Avant d’être une salle du Théâtre Granada, Sylvio Lacharité composait de la musique classique et dirigeait des orchestres (il a notamment fondé l’Orchestre symphonique de Sherbrooke). Sur une photo datant de 1949, Lacharité, la mi-trentaine, prend la pose en compagnie de quelques demoiselles distinguées et d’une couple de ses chums afin d’immortaliser l’inauguration du Festival de la jeunesse, un autre de ses bébés. D’après ce que j’ai compris en visitant l’exposition En avant la musique! à la Société d’histoire de Sherbrooke où la photo trône ces jours-ci, l’événement serait une sorte d’ancêtre un peu plus guindé du Festival Sherbrooklyn, la commandite de bière en moins et la queue-de-pie en plus (Internet se fait avare d’informations sur le festival, sa page MySpace n’ayant malheureusement pas été mise à jour depuis 1951).
Perdu dans mes divagations, j’ai écoulé quelques longues minutes à fouiller le regard énigmatique de cette élégante fille à la droite de Lacharité. Était-elle gonflée d’espoir et d’appréhension à l’approche de ce festival où défileraient tous les meilleurs orchestres de Queen City? Angoissait-elle à l’idée de devoir choisir sa tenue pour le soir du premier concert? S’autoriserait-elle à s’enivrer de champagne ou conserverait-elle le masque altier de la femme de société? Trouvait-elle aussi ridiculement beau que moi ce nom de festival en forme de «Tasse-toi mononcle!»? Qu’est-ce qu’elle était belle cette époque qui conjuguait à tous les temps ce mot – jeunesse, jeunesse, jeunesse!
Présenté jusqu’au 28 octobre, En avant la musique! retrace la vie musicale de la Reine, des mélodies sacrées arrachées à l’orgue des églises jusqu’aux accords plaqués par Vincent Vallières sur sa guitare électrique.
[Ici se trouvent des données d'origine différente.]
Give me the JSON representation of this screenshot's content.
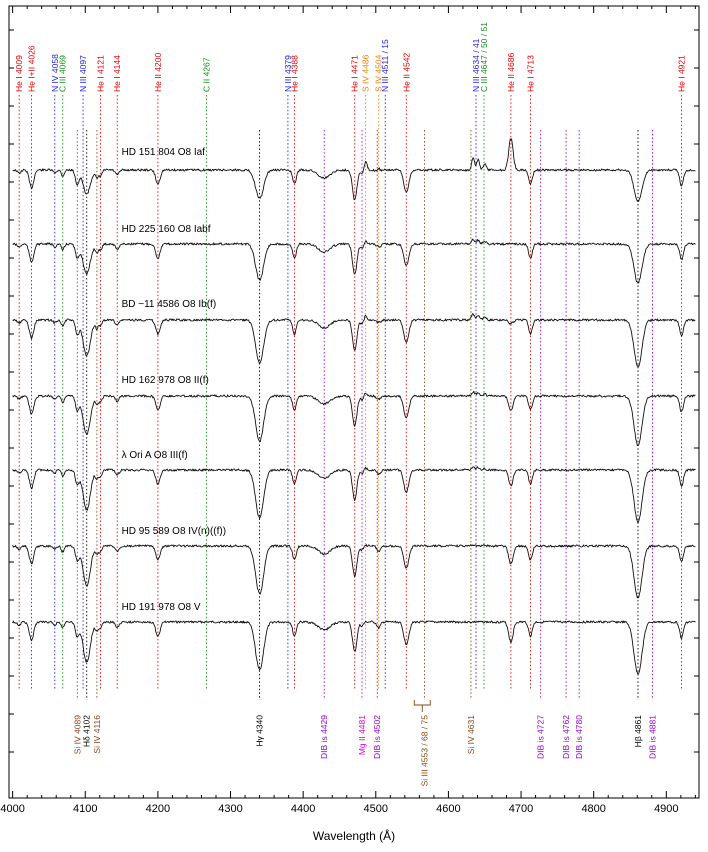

Je me serai arrêté en chemin, par l’entremise de divers artefacts, au party d’inauguration du Festival de la jeunesse, mais aussi dans les studios de CHLT, plaque tournante du yéyé, et par le dernier étage du New Sherbrooke Hotel, où s’invitaient parfois Louis Armstrong et ses musiciens (on le voit arborer sur une magnifique photo ce large sourire qui finirait par le définir dans l’inconscient collectif).
Entre les postes d’écoute, les instruments d’époque et les photos issues de l’imposante collection de la Société, j’ai passé un bon moment à feuilleter des coupures de presse d’éditions d’antan de La Tribune. Trésor glané: un entrefilet rendant compte d’un spectacle de Ti-Blanc Richard et ses joyeux copains (Boubou, le violoncelliste, Mignonne, la plus mignonne des diseuses fantaisistes, et Armand, chanteur de charme et guitariste) au Sanatorium Saint-François. Beau contrat!
Une intéressante expo à laquelle j’aurais tout de même ajouté une rallonge alternative, ami de l’underground que je suis. J’ai l’intime conviction que nous serions plusieurs à vouloir payer 5$ pour voir, accrochés dans un musée, les Ray-Ban que Richard D’Anjou arbore sur la couverture du premier album de Too Many Cooks, le poster du mythique concert dans les studios de CFLX du groupe screamo culte One Eyed God Prophecy ou le complet dans lequel Michel Alario se brassait furieusement le bonbon avec Les Macchabées.